Wednesday, October 20, 2010

Jodie Foster Defends Mel Gibson, and Why I Think That's Okay

Jodie Foster, in her impassioned defense of Mel Gibson's character, unintentionally proves a point about domestic violence awareness: "incredible," "loyal," "loved" people are capable of being abusers.

I am downright bored by depictions of abusers as one of two types: 1) the bad-boy clod who gives "wife-beater" shirts their name (prototype: Stanley Kowalski), or 2) the "surprise!" abuser, who is the golden boy on the outside and a sadistic freakshow the minute the front door closes. And those types exist, sure, but the fact is that abusers are indeed, as they say of serial killers, "just like everyone else." Which is to say: Abusers, "just like everyone else," can be genuinely likable, and not in a false golden-boy way, but in a nice-guy-who-will-help-you-move sort of way. You can't spot them by the color of their eyes; you spot them when they start trying to control your actions, or shame you for yours, or when they push you, or more. There are certain red flags, sure, and I believe that intuition can serve as a strong guide here. But still: seemingly nice guys--vulnerable, witty, intelligent, accomplished, flawed, silly, helpful guys--aren't exempt from being abusers.

It's essential to ending domestic violence that we recognize this. As eye-roll as it sounds to someone who hasn't been there, it can actually be pretty hard to recognize abuse even when it's happening. Typing abusers means that the victims may be more willing to write off episodes of abuse as isolated. (Just as the "type" of victim--passive, weak, uneducated--means that every lengthy discussion I've had with an abuse victim has seen her say, at one point, something like "I couldn't believe that it was really me down on the floor/at the emergency room/actually saying that I'd fallen down the stairs.") Abuse is about the action, not about the entirety of the person, which is why it's impossible to use handy stereotypes for abusers. There is a definite cycle of abuse that's out there, and that template might not vary that much, but that cycle does not define the person; it defines the abuse, and that's what we need to focus on.

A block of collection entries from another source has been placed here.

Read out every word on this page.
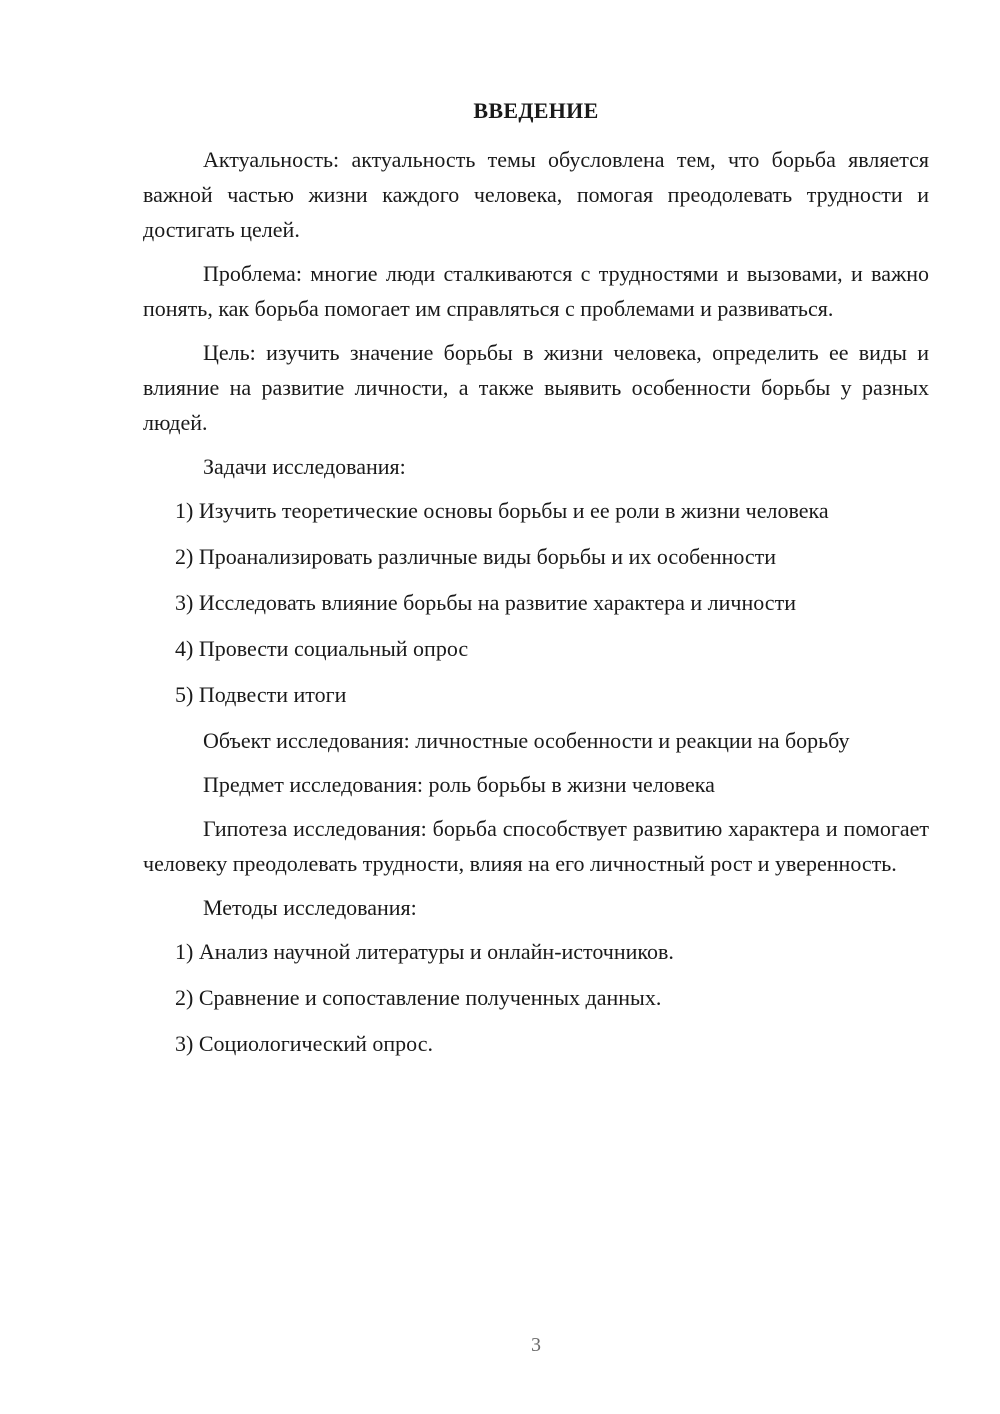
ВВЕДЕНИЕ

Актуальность: актуальность темы обусловлена тем, что борьба является важной частью жизни каждого человека, помогая преодолевать трудности и достигать целей.

Проблема: многие люди сталкиваются с трудностями и вызовами, и важно понять, как борьба помогает им справляться с проблемами и развиваться.

Цель: изучить значение борьбы в жизни человека, определить ее виды и влияние на развитие личности, а также выявить особенности борьбы у разных людей.

Задачи исследования:

1) Изучить теоретические основы борьбы и ее роли в жизни человека

2) Проанализировать различные виды борьбы и их особенности

3) Исследовать влияние борьбы на развитие характера и личности

4) Провести социальный опрос

5) Подвести итоги

Объект исследования: личностные особенности и реакции на борьбу

Предмет исследования: роль борьбы в жизни человека

Гипотеза исследования: борьба способствует развитию характера и помогает человеку преодолевать трудности, влияя на его личностный рост и уверенность.

Методы исследования:

1) Анализ научной литературы и онлайн-источников.

2) Сравнение и сопоставление полученных данных.

3) Социологический опрос.

3
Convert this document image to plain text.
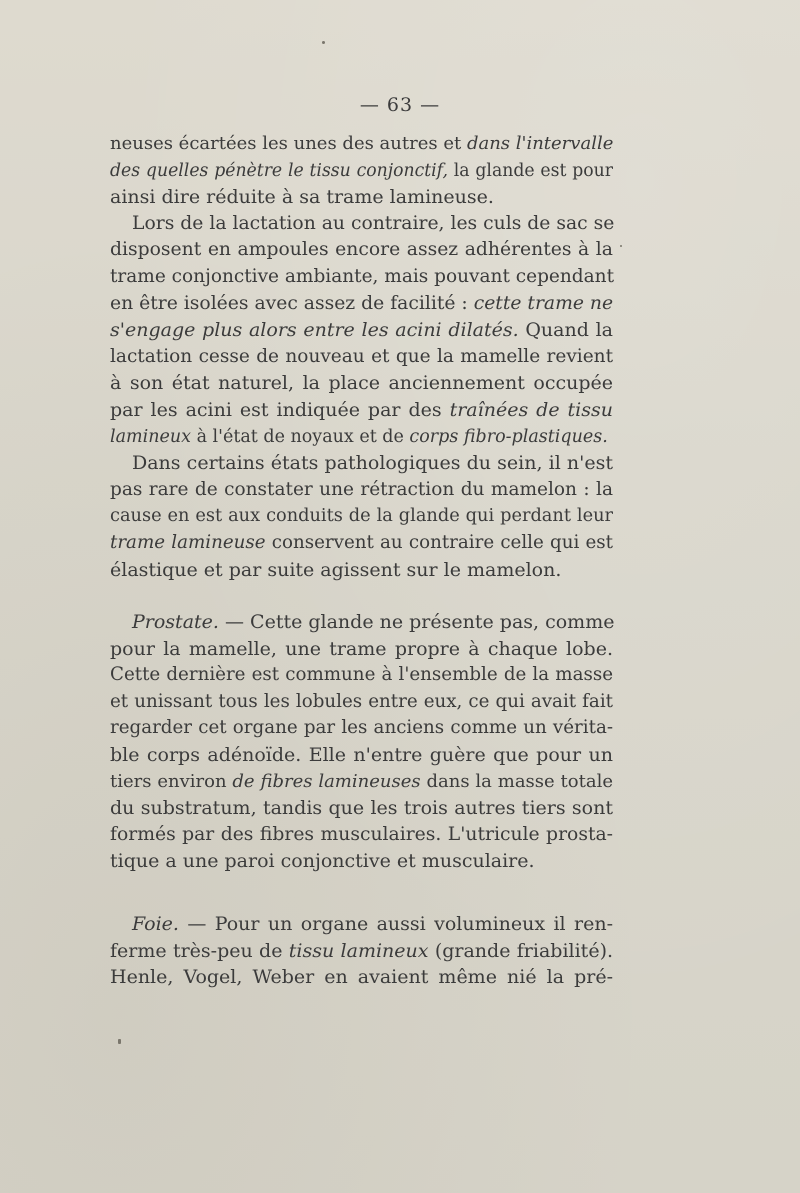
— 63 —
neuses écartées les unes des autres et dans l'intervalle
des quelles pénètre le tissu conjonctif, la glande est pour
ainsi dire réduite à sa trame lamineuse.
Lors de la lactation au contraire, les culs de sac se
disposent en ampoules encore assez adhérentes à la
trame conjonctive ambiante, mais pouvant cependant
en être isolées avec assez de facilité : cette trame ne
s'engage plus alors entre les acini dilatés. Quand la
lactation cesse de nouveau et que la mamelle revient
à son état naturel, la place anciennement occupée
par les acini est indiquée par des traînées de tissu
lamineux à l'état de noyaux et de corps fibro-plastiques.
Dans certains états pathologiques du sein, il n'est
pas rare de constater une rétraction du mamelon : la
cause en est aux conduits de la glande qui perdant leur
trame lamineuse conservent au contraire celle qui est
élastique et par suite agissent sur le mamelon.
Prostate. — Cette glande ne présente pas, comme
pour la mamelle, une trame propre à chaque lobe.
Cette dernière est commune à l'ensemble de la masse
et unissant tous les lobules entre eux, ce qui avait fait
regarder cet organe par les anciens comme un vérita-
ble corps adénoïde. Elle n'entre guère que pour un
tiers environ de fibres lamineuses dans la masse totale
du substratum, tandis que les trois autres tiers sont
formés par des fibres musculaires. L'utricule prosta-
tique a une paroi conjonctive et musculaire.
Foie. — Pour un organe aussi volumineux il ren-
ferme très-peu de tissu lamineux (grande friabilité).
Henle, Vogel, Weber en avaient même nié la pré-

So: Mel and Jodie. I'm not thrilled to see anyone defending the character of Mel Gibson, who appears to be a racist, sexist, homophobic, anti-Semite. But it's noteworthy that she's not proclaiming his innocence or even saying that his character as she knows it means that certainly he is incapable of doing such horrible things. She's not accusing Oksana Grigorieva of lying. She's talking about her friend as she knows him, and is saying that she hopes to stand by him during his "dark moment." (I reckon that the allegations against him compromise more than a moment, but whatever.) And I think that's actually admirable in a way. Abusers don't need complete ostracization in order to change; they need intelligent support from people who are willing to give it. Abusers abuse because, among other reasons, they feel utterly powerless; it's a cheap route to feeling utterly powerful, even if only for a split second. Just as victims need a safe place to go, abusers need a safe--though not oblivious--place to process their actions if they're ever going to be able to heal. Shame is part of the reason abuse is kept secret; the longer that we insist upon letting shame be the only legitimate response to abuse--even as, finally, the shame is being pointed in the better direction (instead of backward at the victim)--the longer we'll keep the abusers, and the abused, in the closet.

Jodie Foster, by all accounts, is a smart lady. I have zero idea what she sees in Mel Gibson, and zero idea of why she's breaking her usual low-key-media mode for this. But it's important to her, clearly, and if Mel Gibson is ever going to get his shit together and stop abusing women, he's going to need the smart, tough love of one smart, tough lady. Jodie, don't let me down.